有機太陽電池の写真とのセル構造の概念図。光照射中と非照射時における電流密度電圧(JV)特性。

【研究の背景】

 これまで、セラミックス薄膜は、一般に300℃を超える熱エネルギーもしくは、それに代わるエネルギー(例えば、高強度なUVやレーザー、超音波などのエネルギー)を与えることで基材(基板)へ強固に製膜され、半導体や絶縁体など機能性薄膜として活用されることが知られていました。本研究では、有機太陽電池に活用される緩衝層を応用例のひとつとして、【原料を混ぜて塗るだけ】で、基板となる電極へセラミックス薄膜をコーティングする技術開発に取り組みました。
 近年、有機太陽電池開発では、光を吸収する有機半導体の研究だけでなく、半導体の原理によって光エネルギーから生成した電子と正孔を効率よく電極へ分離する緩衝層材料とそのデバイス設計が盛んに研究されています。その中でも、塗布型酸化膜のコーティング技術開発は、もっとも注目される技術です。これまで、有機太陽電池の緩衝層に用いられる酸化膜においても、高強度なUVや白色光を照射することで、電極基板へ酸化膜を常温でコーティングする技術が発表されてきました。
 菅原助教らの研究グループでは、辛川准教授(金沢大学)と共同で、有機金属分解(MOD)法※2により、世界で初めて常温常圧で塗布するだけで酸化膜をコーティングする技術を開発しました。成膜された酸化膜を有機太陽電池に応用し変換効率を用いて酸化膜の半導体特性を評価したところ、加熱焼結技術によって成膜された酸化膜と同等以上の能力を発揮することがわかりました。

【本研究成果が社会に与える影響(本研究成果の意義)】

 本研究成果により、「加熱プロセス」の製造工程が1プロセス省略され簡略化できます。
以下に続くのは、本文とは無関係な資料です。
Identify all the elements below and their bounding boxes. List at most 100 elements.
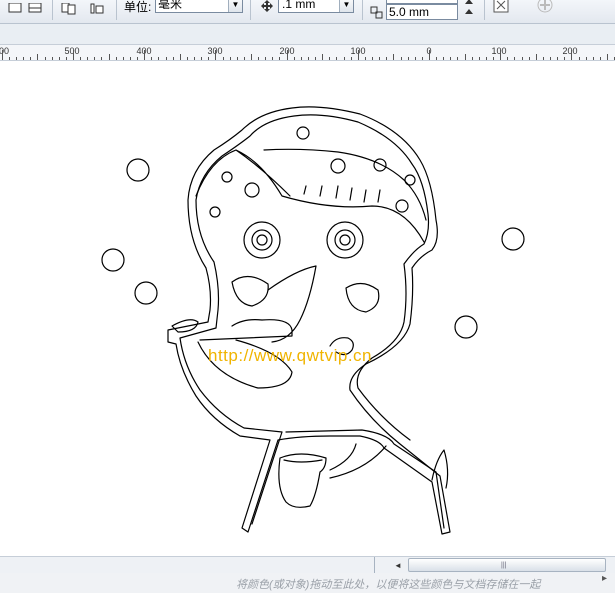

また、電子デバイスの製造工程において、消費エネルギーが削減されるだけでなく、電子デバイスの製造時間の短縮が期待されます。これにより、デバイスの製造コストが削減され、デバイス単価を抑えることでセラミックス薄膜を用いた次世代エレクトロニクスデバイスの社会実装が促進されます。

【特記事項】

 本研究成果は、2018年7月20日(金)10時(米国東部英国時間)〔7月20日(金)18時(日本時間)〕 に英国米国科学誌「Scientific Reports」(オンライン)に掲載されました。

  タイトル:“Thin Film of Amorphous Zinc Hydroxide Semiconductor for Optical Devices with an Energy-Efficient Beneficial Coating by Metal Organic Decomposition Process”
  著者名:Makoto Karakawa, Tohru Sugahara, Yukiko Hirose, Katsuaki Suganuma and Yoshio Aso.

  なお、本研究は、独立行政法人日本学術振興会(JSPS)の「研究拠点形成事業(A.先端拠点形成型)」、「科研費 挑戦的萌芽研究(16K13637)、(15K13772)」、および文部科学省(MEXT)の「人・環境と物質をつなぐイノベーション創出 ダイナミック・アライアンス」の一環として行われました。さらに、公益財団法人「大倉和親記念財団」および「住友財団」からの助成を受けて行われました。

【用語解説】

※1 緩衝層(電子・正孔輸送層)
  太陽電池の光吸収層(光電変換層)で発生した電子および正孔を、電子は陰極(アノード)へ、正孔は陽極(カソード)へそれぞれ効率よく輸送するために設けられる層。

※2 有機金属分解(MOD)法
  金属元素を含む有機化合物を主成分とする溶液(前駆体溶液)を印刷塗布し、乾燥・焼成などの熱(またはそれと同等の)処理を施すことで金属や酸化物を形成する方法。

【研究者のコメント】

  所属する 菅沼研究室では、2013年頃から「塗布型セラミックスとその電子デバイス応用」を研究コンセプトとして、研究開発に取り組んできました。低温焼結技術を用いたナノ構造薄膜の成膜とそのガスセンサ応用は、2016年頃に紙面 科学誌で発表することができました。しかし、時代背景もあり、本研究課題は、太陽電池の変換特性こそ早期に見出すことができたものの、その原理など学術的意義の解明が非常に難しく、紙面での発表時期が遅延いたしました。一方、この技術は、有機太陽電池だけでなく、その他の電子デバイスとして応用することが可能であり、今後の開発展開に多くの可能性を持っています。この技術が実用化されるためには、安定性、信頼性などのハードルがあり、多くの研究者や開発者の手を経て、社会実装へ進むと考えています。本研究で、見出した実用化の種を研究半ばで断念することのないよう、今後いっそう努力してい行きたいと思います。